Minha cabeça anda inquieta e feliz pelo que nós da equipe temos perseguido. Tenho pensado muito na importância dessa constante reflexão que todos nós arte-educadores precisamos fazer já que é muito tênue a linha que separa o estabelecido e a arte (o ordinário e o extraordinário).
Precisamos mesmo ficar atentos para as diferenças entre, por exemplo, o conforto e a inquietação ou mesmo um padrão de certezas e a ousadia viva que, generosamente, nos oferecem as dúvidas.
Nosso trabalho é assim mesmo, entendemos uma parte e a outra nos aguça para continuarmos tentando.
No caso das crianças que atendemos no projeto, suas histórias são repletas de incompreensões, violências, injustiças, infelizmente potencializadas pela distância que elas vivem do imaginário, do sonho, do abstrato. Por isso, é comum assistirmos sensibilidades anestesiadas, tornando os primeiros contatos com a arte sempre difíceis, repletos de resistências.

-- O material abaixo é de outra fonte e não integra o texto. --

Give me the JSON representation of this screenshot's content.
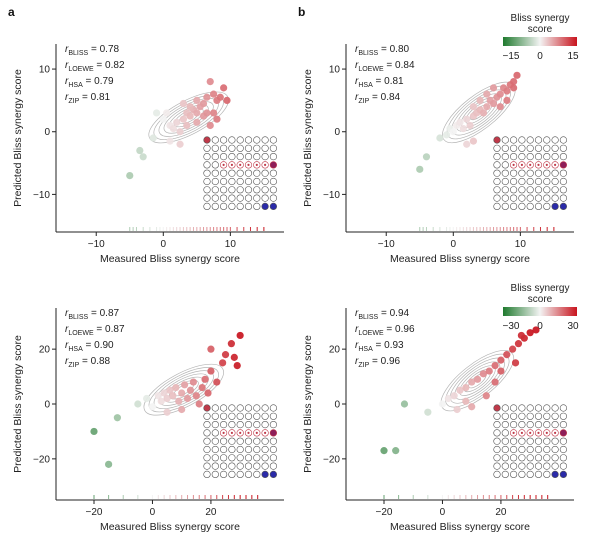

Cada uma que ajudamos a romper essa barreira transforma-se no grande estímulo para buscarmos a multiplicação dessa conquista.
Há um ensaio do filósofo Paul Valéry sobre os mitos, que ele conclui assim:
“O que seríamos nós sem o recurso daquilo que não existe? Pouca coisa, e nossos espíritos, desocupados, tenderiam a fenecer se as fábulas, os enganos, as abstrações, as crenças e os monstros, as hipóteses e os pretensos problemas da metafísica não habitassem com seres e imagens sem objetos nossas profundezas e nossas trevas naturais”.